Пересыпкину сначала трудно было развернуться на меже, но потом Симонов только и видел его порыжевшие ботинки с остекленевшими подошвами, изрезанными и набитыми острыми камешками. Затем, поднявшись в рост, связной рванулся во весь дух на розыск КП батальона, следовавшего степью на значительном расстоянии от наступающих.

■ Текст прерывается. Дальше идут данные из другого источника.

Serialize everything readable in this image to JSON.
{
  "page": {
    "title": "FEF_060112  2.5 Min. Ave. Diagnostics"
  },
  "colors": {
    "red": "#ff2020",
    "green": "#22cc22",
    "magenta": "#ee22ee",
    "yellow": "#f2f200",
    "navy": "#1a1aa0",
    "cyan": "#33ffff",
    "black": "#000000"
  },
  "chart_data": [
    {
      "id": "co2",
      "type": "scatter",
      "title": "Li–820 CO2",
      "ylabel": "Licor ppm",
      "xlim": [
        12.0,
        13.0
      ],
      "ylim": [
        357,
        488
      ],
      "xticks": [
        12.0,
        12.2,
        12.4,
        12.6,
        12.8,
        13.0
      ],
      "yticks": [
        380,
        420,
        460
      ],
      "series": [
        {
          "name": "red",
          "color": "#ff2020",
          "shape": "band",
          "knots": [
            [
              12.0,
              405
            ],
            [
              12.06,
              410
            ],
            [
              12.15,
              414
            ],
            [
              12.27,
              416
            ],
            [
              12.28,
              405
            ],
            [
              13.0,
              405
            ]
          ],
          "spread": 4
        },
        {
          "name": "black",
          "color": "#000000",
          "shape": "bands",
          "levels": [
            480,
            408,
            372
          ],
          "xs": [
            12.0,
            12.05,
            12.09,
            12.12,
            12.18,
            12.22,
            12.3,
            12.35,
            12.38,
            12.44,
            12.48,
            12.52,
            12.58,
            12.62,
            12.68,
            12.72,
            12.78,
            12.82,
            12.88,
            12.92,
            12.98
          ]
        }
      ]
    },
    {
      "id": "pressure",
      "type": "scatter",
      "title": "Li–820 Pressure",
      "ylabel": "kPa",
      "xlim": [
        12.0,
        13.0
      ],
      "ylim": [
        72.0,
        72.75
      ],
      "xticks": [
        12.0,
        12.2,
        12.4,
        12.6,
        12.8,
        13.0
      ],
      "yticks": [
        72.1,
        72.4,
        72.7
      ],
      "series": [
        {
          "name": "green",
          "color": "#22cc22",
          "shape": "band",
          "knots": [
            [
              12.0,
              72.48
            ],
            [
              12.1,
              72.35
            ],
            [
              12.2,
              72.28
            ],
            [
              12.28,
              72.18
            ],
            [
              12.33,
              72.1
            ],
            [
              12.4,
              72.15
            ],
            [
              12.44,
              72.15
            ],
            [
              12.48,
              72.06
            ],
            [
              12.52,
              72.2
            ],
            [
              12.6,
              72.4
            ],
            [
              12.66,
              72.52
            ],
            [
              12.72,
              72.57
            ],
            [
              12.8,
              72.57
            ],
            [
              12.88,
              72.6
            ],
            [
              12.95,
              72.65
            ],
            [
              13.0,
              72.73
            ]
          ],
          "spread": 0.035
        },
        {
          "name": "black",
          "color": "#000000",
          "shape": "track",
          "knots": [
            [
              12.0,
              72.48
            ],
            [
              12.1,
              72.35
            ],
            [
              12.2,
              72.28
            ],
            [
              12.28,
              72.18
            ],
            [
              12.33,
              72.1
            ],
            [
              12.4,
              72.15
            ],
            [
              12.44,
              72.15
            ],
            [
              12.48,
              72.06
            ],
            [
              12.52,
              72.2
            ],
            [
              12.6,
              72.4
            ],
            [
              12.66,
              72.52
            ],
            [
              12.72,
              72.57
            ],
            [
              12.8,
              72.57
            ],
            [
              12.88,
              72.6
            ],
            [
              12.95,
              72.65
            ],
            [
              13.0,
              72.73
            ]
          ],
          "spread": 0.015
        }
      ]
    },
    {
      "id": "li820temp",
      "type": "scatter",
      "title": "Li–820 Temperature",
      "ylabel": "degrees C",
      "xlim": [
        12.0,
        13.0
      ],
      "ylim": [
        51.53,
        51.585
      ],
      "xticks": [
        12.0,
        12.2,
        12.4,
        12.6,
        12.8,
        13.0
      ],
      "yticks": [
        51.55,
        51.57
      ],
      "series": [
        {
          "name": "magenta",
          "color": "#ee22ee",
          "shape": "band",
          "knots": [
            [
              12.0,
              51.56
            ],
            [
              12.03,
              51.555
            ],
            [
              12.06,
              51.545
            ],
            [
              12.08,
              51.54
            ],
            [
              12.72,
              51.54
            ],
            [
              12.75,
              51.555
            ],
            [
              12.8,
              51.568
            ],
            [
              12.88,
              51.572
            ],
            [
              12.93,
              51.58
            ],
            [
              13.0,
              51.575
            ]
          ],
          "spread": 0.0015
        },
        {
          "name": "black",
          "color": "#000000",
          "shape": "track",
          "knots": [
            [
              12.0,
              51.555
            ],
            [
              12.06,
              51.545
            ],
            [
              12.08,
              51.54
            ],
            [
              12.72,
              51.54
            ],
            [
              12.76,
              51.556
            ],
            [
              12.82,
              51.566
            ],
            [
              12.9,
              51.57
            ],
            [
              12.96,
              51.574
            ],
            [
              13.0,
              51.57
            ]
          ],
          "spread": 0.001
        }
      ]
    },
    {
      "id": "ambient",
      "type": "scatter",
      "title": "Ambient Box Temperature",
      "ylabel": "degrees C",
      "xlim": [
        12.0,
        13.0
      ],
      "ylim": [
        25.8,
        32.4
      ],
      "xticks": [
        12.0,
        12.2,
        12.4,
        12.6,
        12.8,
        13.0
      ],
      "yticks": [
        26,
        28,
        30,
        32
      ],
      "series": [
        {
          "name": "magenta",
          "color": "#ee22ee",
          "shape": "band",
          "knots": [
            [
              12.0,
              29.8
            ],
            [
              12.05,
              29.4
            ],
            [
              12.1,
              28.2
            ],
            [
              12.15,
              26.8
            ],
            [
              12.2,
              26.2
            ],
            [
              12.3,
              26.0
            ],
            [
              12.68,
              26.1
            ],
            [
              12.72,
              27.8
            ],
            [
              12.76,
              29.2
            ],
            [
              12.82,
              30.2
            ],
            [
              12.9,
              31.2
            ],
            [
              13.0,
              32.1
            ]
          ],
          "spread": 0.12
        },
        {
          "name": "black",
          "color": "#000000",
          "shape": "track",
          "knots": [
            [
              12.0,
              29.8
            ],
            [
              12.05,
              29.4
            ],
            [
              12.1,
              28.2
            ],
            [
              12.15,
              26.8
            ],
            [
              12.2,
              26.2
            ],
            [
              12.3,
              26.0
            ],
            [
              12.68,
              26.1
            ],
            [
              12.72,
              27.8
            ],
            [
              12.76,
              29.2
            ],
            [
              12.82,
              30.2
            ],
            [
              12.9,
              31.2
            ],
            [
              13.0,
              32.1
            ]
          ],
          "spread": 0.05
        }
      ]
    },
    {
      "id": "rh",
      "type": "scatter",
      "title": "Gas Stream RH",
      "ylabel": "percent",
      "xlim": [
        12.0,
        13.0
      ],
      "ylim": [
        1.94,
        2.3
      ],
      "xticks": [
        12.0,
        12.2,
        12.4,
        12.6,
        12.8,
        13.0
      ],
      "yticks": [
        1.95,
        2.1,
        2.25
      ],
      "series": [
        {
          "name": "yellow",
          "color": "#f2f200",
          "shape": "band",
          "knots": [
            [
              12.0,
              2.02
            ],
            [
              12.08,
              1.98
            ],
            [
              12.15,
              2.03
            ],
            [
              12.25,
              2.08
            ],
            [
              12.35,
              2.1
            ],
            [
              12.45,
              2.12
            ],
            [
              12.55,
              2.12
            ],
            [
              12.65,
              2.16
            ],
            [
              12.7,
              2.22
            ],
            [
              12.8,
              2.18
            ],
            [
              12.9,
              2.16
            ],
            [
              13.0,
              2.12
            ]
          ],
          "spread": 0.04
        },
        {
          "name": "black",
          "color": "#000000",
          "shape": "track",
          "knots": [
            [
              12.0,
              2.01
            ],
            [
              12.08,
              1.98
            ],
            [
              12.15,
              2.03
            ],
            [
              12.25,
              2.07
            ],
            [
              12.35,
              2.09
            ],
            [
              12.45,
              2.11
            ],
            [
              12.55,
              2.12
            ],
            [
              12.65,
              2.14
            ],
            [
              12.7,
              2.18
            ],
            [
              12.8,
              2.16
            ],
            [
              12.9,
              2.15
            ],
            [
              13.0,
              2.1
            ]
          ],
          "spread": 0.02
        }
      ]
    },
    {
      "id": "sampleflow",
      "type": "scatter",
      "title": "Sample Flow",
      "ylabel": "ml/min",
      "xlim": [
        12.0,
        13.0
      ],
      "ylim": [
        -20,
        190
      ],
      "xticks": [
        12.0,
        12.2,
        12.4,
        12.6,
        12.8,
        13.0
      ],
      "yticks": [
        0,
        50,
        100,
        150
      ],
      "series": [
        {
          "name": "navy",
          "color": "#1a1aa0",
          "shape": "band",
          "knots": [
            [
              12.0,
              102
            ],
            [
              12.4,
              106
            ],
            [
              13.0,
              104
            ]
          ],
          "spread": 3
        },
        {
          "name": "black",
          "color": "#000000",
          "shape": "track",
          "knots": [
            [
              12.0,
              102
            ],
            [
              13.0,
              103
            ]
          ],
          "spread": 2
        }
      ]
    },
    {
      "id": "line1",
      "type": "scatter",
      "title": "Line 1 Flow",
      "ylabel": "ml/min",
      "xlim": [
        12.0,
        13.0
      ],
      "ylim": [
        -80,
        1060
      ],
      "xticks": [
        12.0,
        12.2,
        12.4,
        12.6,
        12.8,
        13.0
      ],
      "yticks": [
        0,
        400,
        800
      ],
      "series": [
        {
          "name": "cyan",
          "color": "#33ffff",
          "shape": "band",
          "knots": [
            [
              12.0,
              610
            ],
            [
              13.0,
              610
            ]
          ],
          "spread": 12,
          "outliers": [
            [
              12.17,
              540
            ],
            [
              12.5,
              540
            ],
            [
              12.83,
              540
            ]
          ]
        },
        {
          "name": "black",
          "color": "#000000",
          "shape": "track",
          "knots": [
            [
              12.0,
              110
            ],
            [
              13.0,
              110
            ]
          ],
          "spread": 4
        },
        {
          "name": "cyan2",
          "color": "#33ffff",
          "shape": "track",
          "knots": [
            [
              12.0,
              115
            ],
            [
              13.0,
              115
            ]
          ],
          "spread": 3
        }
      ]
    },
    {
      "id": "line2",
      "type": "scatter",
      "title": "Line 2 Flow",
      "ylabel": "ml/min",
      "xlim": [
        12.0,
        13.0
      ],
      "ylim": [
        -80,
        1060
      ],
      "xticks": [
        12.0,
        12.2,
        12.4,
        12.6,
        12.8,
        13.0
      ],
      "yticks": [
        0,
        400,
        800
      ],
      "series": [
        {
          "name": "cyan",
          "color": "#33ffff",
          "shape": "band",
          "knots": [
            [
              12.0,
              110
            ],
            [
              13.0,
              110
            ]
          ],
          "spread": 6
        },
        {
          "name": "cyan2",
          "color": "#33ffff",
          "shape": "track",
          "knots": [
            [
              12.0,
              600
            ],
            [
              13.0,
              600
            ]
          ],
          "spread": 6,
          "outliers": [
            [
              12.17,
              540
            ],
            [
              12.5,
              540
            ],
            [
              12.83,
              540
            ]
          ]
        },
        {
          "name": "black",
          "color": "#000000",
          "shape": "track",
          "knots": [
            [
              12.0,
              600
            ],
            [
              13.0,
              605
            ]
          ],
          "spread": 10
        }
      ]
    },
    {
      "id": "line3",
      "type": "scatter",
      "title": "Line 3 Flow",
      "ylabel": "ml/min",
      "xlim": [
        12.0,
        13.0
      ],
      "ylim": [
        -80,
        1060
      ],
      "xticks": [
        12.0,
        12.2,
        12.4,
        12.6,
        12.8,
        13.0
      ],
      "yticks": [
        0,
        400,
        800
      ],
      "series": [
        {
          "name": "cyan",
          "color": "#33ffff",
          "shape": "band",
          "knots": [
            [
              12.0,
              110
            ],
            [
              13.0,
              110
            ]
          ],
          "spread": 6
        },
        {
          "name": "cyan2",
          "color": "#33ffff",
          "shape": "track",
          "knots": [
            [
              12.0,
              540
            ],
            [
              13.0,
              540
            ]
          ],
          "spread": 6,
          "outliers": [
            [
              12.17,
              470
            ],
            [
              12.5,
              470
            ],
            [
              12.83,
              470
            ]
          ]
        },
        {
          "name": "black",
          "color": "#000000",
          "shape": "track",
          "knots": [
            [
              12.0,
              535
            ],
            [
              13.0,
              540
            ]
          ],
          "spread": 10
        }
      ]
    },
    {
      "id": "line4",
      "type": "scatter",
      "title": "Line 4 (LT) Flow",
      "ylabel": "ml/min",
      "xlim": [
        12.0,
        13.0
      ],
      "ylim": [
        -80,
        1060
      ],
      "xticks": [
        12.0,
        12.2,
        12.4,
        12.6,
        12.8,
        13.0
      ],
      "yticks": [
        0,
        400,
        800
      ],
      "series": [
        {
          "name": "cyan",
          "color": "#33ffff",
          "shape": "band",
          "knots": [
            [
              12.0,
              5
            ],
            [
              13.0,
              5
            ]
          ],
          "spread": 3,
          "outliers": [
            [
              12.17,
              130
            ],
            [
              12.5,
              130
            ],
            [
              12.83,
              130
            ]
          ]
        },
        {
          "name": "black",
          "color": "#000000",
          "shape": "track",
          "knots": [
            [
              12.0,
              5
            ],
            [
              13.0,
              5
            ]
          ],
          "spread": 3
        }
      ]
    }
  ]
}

На этот раз Мельников успел подтянуть КП почти вплотную к переднему краю.
— Товарищ гвардии лейтенант, позвольте обратиться, — не переводя дыхания, выкрикнул Пересыпкин.
«Не случилось ли что с командиром?» — мелькнула у Мельникова мысль.
Но Пересыпкин, еле успев отдышаться, быстро доложил:
— Командир батальона приказали сообщить командиру полка: на высоте противник ждет нас, никак не дождется. На таковой засада предполагается…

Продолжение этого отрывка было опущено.